1.
El ruido electrónico de la alarma me despierta. La habitación esta completamente oscura. Iluminada únicamente por el reflejo rojo de los números que se prenden y se apagan en el reloj despertador. 02:20.
Me levanto y cumplo el ritual diario en silencio. Mi esposa duerme placidamente en la cama. No se ha percatado de que me he levantado. Últimamente pareciera que ninguno de los se percata de la presencia o ausencia del otro. Tenemos horarios opuestos y prácticamente no nos vemos. Lo más que hacemos es coincidir en la cama, pero siempre en horarios opuestos. Cuando ella se levanta yo duermo profundamente. Con la misma incapacidad física de persuadirme de su presencia, con la que ella me ignora en sueños ahora mismo. No soy un experto en temas de relaciones, pero me doy cuenta de que esto no es bueno para la pareja. Siento el vació que se ha formado entre los dos. Lo siento más mucho real que el agua con la que me lavo la cara todas las noches. Ella también esta preocupada por nosotros. No me lo ha dicho, claro. ¿En que momento podría? Pero lo se. Soy su marido y lo se. Varias noches, cuando me levanto, encuentro múltiples cadáveres de pañuelos de papel en el piso, de su lado de la cama. Esta triste y no sabe como decírmelo. No puede. Ya casi no nos vemos nunca.

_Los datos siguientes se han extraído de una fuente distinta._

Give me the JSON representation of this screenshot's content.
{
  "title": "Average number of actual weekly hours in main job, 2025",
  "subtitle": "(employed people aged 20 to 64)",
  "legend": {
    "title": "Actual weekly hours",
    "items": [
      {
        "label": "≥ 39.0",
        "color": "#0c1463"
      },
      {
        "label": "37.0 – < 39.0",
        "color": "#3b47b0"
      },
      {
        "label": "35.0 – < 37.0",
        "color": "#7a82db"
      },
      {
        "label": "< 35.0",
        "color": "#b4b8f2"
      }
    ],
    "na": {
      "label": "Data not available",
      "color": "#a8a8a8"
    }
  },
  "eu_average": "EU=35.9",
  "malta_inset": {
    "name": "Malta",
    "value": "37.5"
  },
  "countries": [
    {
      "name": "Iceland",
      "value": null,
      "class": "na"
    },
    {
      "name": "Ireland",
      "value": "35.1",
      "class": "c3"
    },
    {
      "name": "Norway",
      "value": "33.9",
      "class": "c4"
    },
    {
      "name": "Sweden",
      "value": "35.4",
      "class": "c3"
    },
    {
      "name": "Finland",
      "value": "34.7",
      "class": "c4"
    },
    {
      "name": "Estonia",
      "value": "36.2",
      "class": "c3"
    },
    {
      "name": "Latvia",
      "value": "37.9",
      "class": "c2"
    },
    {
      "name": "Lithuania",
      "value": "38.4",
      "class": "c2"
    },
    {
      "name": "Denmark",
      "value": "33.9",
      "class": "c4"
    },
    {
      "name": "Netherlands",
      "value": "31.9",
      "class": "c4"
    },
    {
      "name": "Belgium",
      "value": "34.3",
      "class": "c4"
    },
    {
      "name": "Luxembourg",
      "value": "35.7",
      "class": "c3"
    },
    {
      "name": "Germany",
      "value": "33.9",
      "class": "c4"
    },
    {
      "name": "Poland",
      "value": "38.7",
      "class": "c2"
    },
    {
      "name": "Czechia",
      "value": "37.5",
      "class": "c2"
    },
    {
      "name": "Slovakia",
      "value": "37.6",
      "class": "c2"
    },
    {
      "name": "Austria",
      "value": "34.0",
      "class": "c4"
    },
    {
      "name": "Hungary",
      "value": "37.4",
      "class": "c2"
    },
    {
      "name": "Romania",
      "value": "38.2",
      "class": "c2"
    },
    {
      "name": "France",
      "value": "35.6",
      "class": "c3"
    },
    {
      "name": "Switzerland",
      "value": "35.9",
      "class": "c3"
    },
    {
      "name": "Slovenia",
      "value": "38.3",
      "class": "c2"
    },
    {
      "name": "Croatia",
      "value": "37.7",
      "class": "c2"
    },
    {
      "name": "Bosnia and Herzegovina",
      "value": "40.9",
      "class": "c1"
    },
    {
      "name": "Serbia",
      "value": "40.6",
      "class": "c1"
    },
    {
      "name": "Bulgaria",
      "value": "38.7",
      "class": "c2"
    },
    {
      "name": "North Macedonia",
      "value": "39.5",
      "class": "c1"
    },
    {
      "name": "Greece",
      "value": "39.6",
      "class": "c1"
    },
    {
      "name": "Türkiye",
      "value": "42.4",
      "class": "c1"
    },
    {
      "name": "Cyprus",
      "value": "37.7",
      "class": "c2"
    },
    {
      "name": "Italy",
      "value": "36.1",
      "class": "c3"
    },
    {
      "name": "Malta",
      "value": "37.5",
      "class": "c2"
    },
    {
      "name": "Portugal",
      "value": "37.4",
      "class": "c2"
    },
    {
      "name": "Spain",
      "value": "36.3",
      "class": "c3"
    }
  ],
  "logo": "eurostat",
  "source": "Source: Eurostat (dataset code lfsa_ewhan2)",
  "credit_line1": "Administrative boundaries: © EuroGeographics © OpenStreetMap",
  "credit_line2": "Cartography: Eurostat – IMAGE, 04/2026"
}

Cuando los números del reloj marcan las 02:45, estoy listo para salir. Nunca tarde demasiado para prepararme antes de ir a trabajar. Es lo mas cerca que jamás estaré de un soldado. Levantarme, vestirme y arreglarme con prisa. Me tomo un momento más, antes de salir para verla dormir, placida pero tristemente. Me digo a mi mismo “Mañana la voy a esperar despierto. Tenemos que hablar. La extraño tanto…”. Suspiro profundamente y me marcho.
03:30 llego a mi trabajo. El guardia de seguridad del edificio ni siquiera me mira entrar. Me gusta saludarlo solo para confirmar que hoy no piensa hacer excepción alguna y contestarme. En una oportunidad, recuerdo, me contesto con un leve gruñido. Una mezcla de ronquido y molestia. Fue lo mas cerca que hemos estado jamás de tener una conversación. Ni siquiera en aquella oportunidad me dedico una mirada. Estoy seguro que si alguna vez le preguntara por mi, no sabría cual es mi cara. No es que sea algo que me quite el sueño particularmente. No pretendo que seamos amigos ni mucho menos, pero seria agradable tener una conversación con alguien. Más no sea, una de tres palabras.
-Buenas noches.
No hay respuesta. Hoy no será la excepción.
El edificio donde trabajo es muy moderno y elegante. Tiene 20 pisos, todas con oficinas. Yo trabajo en el piso sexto. Pero mi empresa también posee el piso 13 del edificio. Una vez sola estuve allí. Cuando me contrataron. Pero luego siempre voy al piso 6. Ida y vuelta. Por lo que se, arriba es donde se realizan los trabajos administrativos de liquidaciones de sueldo y otras burocracias. Nunca me he cruzado con nadie que me lo confirme, pero aparentemente es donde están los jefes.
-Esperemos que no tengas que volver a este piso –Me dijo el señor Camacho, cuando me contrato. Era un viejo que no debía tener menos de 120 años. No oía demasiado bien y tenia unos lentes que daban la impresión de que tampoco podía distinguir con claridad si hablaba contigo o con una pared, si no le respondías.
-¿Por que lo dice? –Quise saber.
-Esta es una empresa que se maneja en base a la confianza de que sus empleados hagan su trabajo. Si lo hacen. No hay necesidad de molestarlos. Cada cual sabe lo que tiene que hacer.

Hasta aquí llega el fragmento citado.